Udziały w światowym rynku wciąż rosnąTurkish Airlines wskazują, że wraz z Ryanairem i Qatar Airways są jednymi z nielicznych linii lotniczych, które konsekwentnie zwiększały udział w światowym rynku w ciągu ostatniej dekady. Obecnie wynosi on 2,7 proc., co oznacza wzrost od 2010 r. o 1,7 pkt proc. Udział rynkowy tureckich linii jest taki sam, jak w przypadku katarskiego odpowiednika. Dla porównania udział w światowym rynku lotniczym American Airlines – największego na świecie przewoźnika lotniczego – jest na poziomie 4,9 proc. Dyrektor generalny Turkish Airlines wskazuje, że tureckie linie już dawno prześcignęły holding Air France-KLM, Lufthansę czy British Airways.
W ciągu ostatnich 10 lat tureckie linie czterokrotnie zwiększyły swój udział w rynku frachtu lotniczego. – Nasza firma umocniła swój sukces, zajmując piąte miejsce wśród czołowych przewoźników ładunków lotniczych na świecie według danych IATA za 2022 rok – powiedział Bolat. Po przeprowadzce do SMARTIST, nowego centrum operacji cargo zbudowanego z wykorzystaniem zaawansowanych technologii na lotnisku w Stambule, Turkish Cargo zamierza jeszcze bardziej umocnić swoją pozycję wśród wiodących marek lotniczych przewozów towarowych na świecie.

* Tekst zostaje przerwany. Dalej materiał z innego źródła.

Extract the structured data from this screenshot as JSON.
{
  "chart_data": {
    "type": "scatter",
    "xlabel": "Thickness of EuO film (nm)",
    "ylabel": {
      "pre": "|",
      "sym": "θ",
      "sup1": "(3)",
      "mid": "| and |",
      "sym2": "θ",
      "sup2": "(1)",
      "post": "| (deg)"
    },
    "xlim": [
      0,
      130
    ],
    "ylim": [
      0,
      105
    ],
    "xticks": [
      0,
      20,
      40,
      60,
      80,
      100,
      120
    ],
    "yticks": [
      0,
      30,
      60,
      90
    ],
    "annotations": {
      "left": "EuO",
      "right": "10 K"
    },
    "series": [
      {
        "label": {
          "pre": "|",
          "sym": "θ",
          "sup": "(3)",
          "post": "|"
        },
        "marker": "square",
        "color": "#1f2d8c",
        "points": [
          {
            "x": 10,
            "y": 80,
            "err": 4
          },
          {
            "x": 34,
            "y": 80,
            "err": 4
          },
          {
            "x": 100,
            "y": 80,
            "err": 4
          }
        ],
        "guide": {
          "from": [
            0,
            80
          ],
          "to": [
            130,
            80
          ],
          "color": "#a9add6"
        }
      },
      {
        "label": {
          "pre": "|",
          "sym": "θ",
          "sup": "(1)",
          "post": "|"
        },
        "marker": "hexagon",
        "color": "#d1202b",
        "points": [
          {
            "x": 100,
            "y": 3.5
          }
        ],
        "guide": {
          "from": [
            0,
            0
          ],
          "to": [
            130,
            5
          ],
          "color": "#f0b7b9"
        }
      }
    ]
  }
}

Turkish Airlines zakończyły rok 2022 z flotą 394 samolotów, co oznacza wzrost o dwadzieścia maszyn, licząc rok do roku. Linie odebrały 13 airbusów A321neo i trzy A320neo, sześć A350-900 (samoloty były dedykowane dla
rosyjskiego Aerofłotu), osiem boeingów 737 MAX 8 i jednego B787-9. Flota AnadoluJet, linie zależnych, liczyła 64 samoloty, a w 2023 r. tanie linie otrzymają piętnaście nowych samolotów. Turecki flagowiec ma zawarte kontrakty na dostawę osiemdziesięciu nowoczesnych samolotów. Nowe maszyny będą dostarczone na przestrzeni kolejnych sześciu lat.